Forgiveness As a result of their disease, some individuals are still bitter against the person who infected them. Because I've heard so many tales, I'm able to comprehend this. More than half of all cases of herpes are caused by people who fail to inform others of their status. Unfaithful relationships infect many others. Some of the women have been sexually assaulted.
When you're sentenced to life in prison for a disease like herpes, it's normal to feel furious and resentful. For a long time, I was unable to shake the terrible thoughts I had regarding my own bacterial illness. There is no one-size-fits-all approach to treating herpes. That being said, I can't stress enough how important it is to forgive and move on if you want to stay healthy with herpes. Negative sentiments not only harm you physically and emotionally, but they also link you to the past, from which you will never be able to free yourself until you forgive.
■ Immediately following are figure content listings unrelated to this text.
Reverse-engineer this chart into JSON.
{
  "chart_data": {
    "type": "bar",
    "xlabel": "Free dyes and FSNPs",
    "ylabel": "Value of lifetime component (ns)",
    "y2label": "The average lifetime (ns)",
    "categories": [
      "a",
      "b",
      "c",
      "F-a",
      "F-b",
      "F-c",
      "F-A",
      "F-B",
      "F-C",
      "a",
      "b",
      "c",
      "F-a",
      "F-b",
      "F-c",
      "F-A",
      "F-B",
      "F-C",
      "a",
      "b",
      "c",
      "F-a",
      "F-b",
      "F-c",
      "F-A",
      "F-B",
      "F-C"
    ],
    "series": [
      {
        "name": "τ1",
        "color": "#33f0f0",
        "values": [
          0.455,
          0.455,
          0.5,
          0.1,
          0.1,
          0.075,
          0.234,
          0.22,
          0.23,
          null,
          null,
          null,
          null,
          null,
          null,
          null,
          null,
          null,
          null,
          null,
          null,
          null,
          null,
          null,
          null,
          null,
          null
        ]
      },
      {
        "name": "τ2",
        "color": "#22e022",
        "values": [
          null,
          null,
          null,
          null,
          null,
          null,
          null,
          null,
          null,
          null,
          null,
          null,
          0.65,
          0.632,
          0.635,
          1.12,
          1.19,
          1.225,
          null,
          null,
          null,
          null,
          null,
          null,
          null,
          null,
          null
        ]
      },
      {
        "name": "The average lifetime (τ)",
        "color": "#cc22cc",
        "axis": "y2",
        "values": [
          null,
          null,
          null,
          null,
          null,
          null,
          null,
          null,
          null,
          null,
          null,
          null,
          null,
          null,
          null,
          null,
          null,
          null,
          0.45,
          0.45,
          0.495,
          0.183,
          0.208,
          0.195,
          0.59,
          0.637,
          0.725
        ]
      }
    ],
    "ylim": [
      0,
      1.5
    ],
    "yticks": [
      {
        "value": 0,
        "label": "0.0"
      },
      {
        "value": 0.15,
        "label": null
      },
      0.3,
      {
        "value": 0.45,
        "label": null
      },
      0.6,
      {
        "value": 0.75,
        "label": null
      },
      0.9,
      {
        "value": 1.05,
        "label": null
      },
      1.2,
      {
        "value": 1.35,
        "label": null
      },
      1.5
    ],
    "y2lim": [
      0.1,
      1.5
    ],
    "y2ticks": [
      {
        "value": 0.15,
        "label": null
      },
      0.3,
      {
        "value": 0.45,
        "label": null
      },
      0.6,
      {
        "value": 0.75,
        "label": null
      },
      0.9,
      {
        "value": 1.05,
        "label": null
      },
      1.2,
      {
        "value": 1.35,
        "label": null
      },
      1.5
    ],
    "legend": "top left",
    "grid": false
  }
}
If you're able to, find a way to forget about the individual who exposed you to herpes. Try again, and if you can't, don't give up. Forgiveness is also vital, but more crucially so. It's common for folks in my holistic herpes clinic to punish themselves over and over again because they suffer from herpes. Remorse and self-blame fill them with rage, and they blame themselves for not being more intelligent. This is not true love. Love is forgiving and understanding.
Be kind to yourself and treat yourself as if you were your own kid, soft and loving and patient. Reclaim your self-worth and self-love by forgiving yourself.
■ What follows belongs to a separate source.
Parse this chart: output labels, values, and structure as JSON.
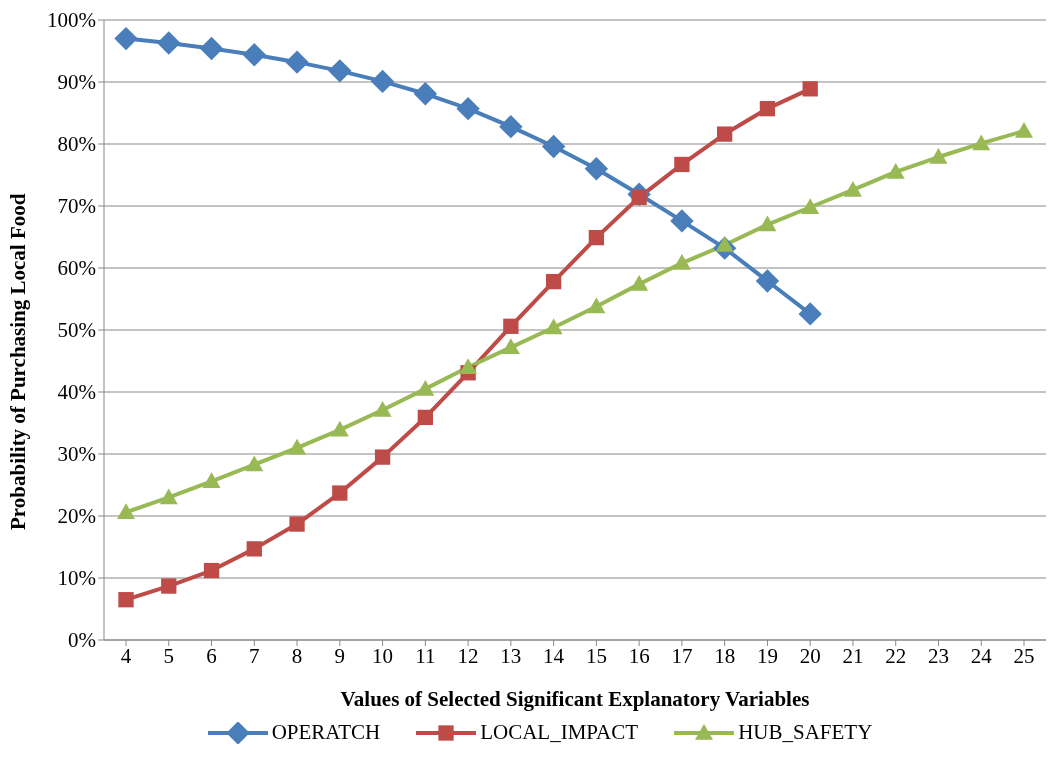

Do you have a strong sense of self-worth? Honestly, I'd want to know. What would you do if you had herpes and loved yourself? If you had herpes, would you be embarrassed about it? If you had herpes, would you stop dating and deprive yourself of love and sex? It's possible that you'd be consumed with a deep-seated hatred for the virus. Love, serenity, and harmony, or do you want your life to be all about that?
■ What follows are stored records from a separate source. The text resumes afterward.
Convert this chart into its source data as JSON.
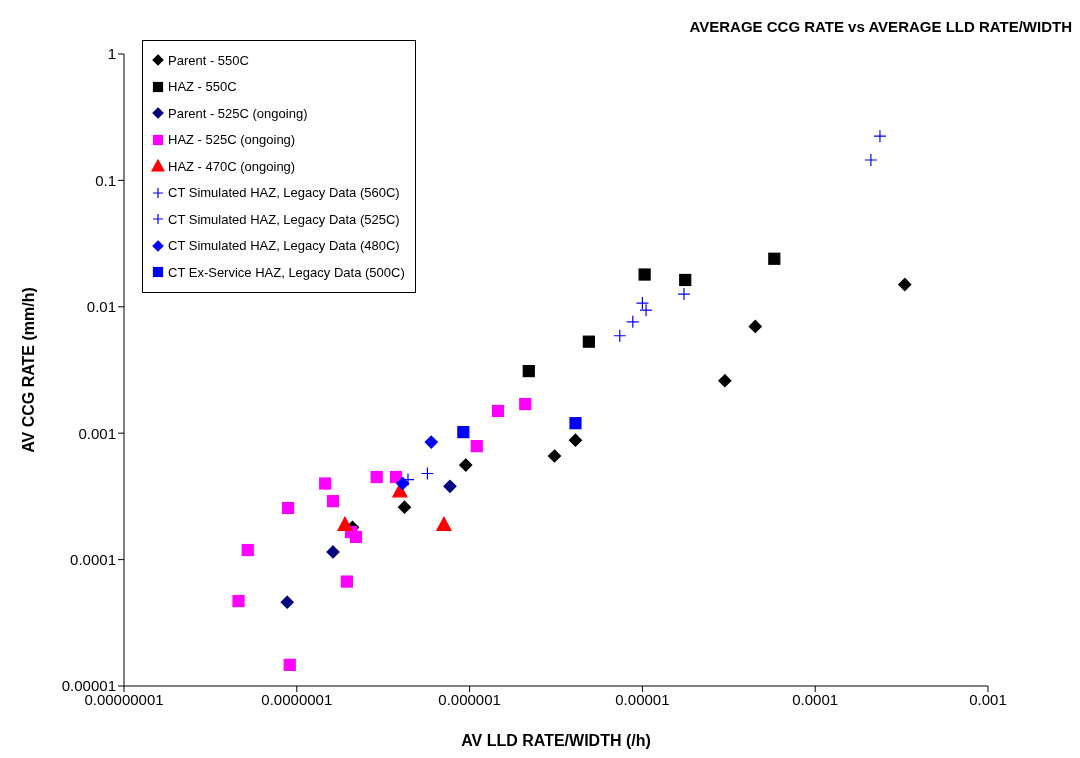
{
  "chart_data": {
    "type": "scatter",
    "title": "AVERAGE CCG RATE vs AVERAGE LLD RATE/WIDTH",
    "xlabel": "AV LLD RATE/WIDTH (/h)",
    "ylabel": "AV CCG RATE (mm/h)",
    "log": "xy",
    "grid": false,
    "legend": "top left",
    "xlim": [
      1e-08,
      0.001
    ],
    "xticks": [
      {
        "value": 1e-08,
        "label": "0.00000001"
      },
      {
        "value": 1e-07,
        "label": "0.0000001"
      },
      {
        "value": 1e-06,
        "label": "0.000001"
      },
      {
        "value": 1e-05,
        "label": "0.00001"
      },
      {
        "value": 0.0001,
        "label": "0.0001"
      },
      {
        "value": 0.001,
        "label": "0.001"
      }
    ],
    "ylim": [
      1e-05,
      1
    ],
    "yticks": [
      {
        "value": 1e-05,
        "label": "0.00001"
      },
      {
        "value": 0.0001,
        "label": "0.0001"
      },
      {
        "value": 0.001,
        "label": "0.001"
      },
      {
        "value": 0.01,
        "label": "0.01"
      },
      {
        "value": 0.1,
        "label": "0.1"
      },
      {
        "value": 1,
        "label": "1"
      }
    ],
    "series": [
      {
        "name": "Parent - 550C",
        "color": "#000000",
        "marker": "diamond",
        "x": [
          2.1e-07,
          4.2e-07,
          9.5e-07,
          3.1e-06,
          4.1e-06,
          3e-05,
          4.5e-05,
          0.00033
        ],
        "values": [
          0.00018,
          0.00026,
          0.00056,
          0.00066,
          0.00088,
          0.0026,
          0.007,
          0.015
        ]
      },
      {
        "name": "HAZ - 550C",
        "color": "#000000",
        "marker": "square",
        "x": [
          2.2e-06,
          4.9e-06,
          1.03e-05,
          1.77e-05,
          5.8e-05
        ],
        "values": [
          0.0031,
          0.0053,
          0.018,
          0.0163,
          0.024
        ]
      },
      {
        "name": "Parent - 525C (ongoing)",
        "color": "#000080",
        "marker": "diamond",
        "x": [
          8.8e-08,
          1.62e-07,
          7.7e-07
        ],
        "values": [
          4.6e-05,
          0.000115,
          0.00038
        ]
      },
      {
        "name": "HAZ - 525C (ongoing)",
        "color": "#ff00ff",
        "marker": "square",
        "x": [
          2.1e-06,
          1.46e-06,
          1.1e-06,
          1.46e-07,
          2.9e-07,
          3.75e-07,
          1.62e-07,
          8.9e-08,
          2.2e-07,
          2.06e-07,
          5.2e-08,
          1.95e-07,
          4.6e-08,
          9.1e-08
        ],
        "values": [
          0.0017,
          0.0015,
          0.00079,
          0.0004,
          0.00045,
          0.00045,
          0.00029,
          0.000256,
          0.000151,
          0.000165,
          0.000119,
          6.7e-05,
          4.7e-05,
          1.47e-05
        ]
      },
      {
        "name": "HAZ - 470C (ongoing)",
        "color": "#ff0000",
        "marker": "triangle",
        "x": [
          1.9e-07,
          3.95e-07,
          7.1e-07
        ],
        "values": [
          0.00019,
          0.00035,
          0.00019
        ]
      },
      {
        "name": "CT Simulated HAZ, Legacy Data (560C)",
        "color": "#0000ff",
        "marker": "cross",
        "x": [
          0.000237,
          0.00021,
          1.74e-05
        ],
        "values": [
          0.224,
          0.145,
          0.0126
        ]
      },
      {
        "name": "CT Simulated HAZ, Legacy Data (525C)",
        "color": "#0000ff",
        "marker": "cross",
        "x": [
          1e-05,
          1.05e-05,
          8.8e-06,
          7.4e-06,
          5.7e-07,
          4.4e-07
        ],
        "values": [
          0.0107,
          0.0094,
          0.0076,
          0.0059,
          0.00048,
          0.00043
        ]
      },
      {
        "name": "CT Simulated HAZ, Legacy Data (480C)",
        "color": "#0000ff",
        "marker": "diamond",
        "x": [
          6e-07,
          4.1e-07
        ],
        "values": [
          0.00085,
          0.0004
        ]
      },
      {
        "name": "CT Ex-Service HAZ, Legacy Data (500C)",
        "color": "#0000ff",
        "marker": "square",
        "x": [
          9.2e-07,
          4.1e-06
        ],
        "values": [
          0.00102,
          0.0012
        ]
      }
    ]
  }
}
How would you eat if you really cared about yourself? What would you do if you knew that smoking cigarettes and using recreational drugs, as well as drinking coffee, was detrimental to your health?
If you loved yourself and loved others, would you use a condom and/or anti-viral gel to protect your loved ones from your herpes, and would you use a condom and/or anti-viral gel to protect yourself from other sexually transmitted viruses? As a person who has herpes, would you feel compelled to come out and teach others how to cope with it or how to protect themselves from it, particularly young people who are just beginning to explore their sexuality? What would you do if you really cared about yourself and your sex partners? According to the Bible, "True love casts away all fear."
Herpes makes no difference to your inherent right to happiness, health, and well-being, which you were given at birth.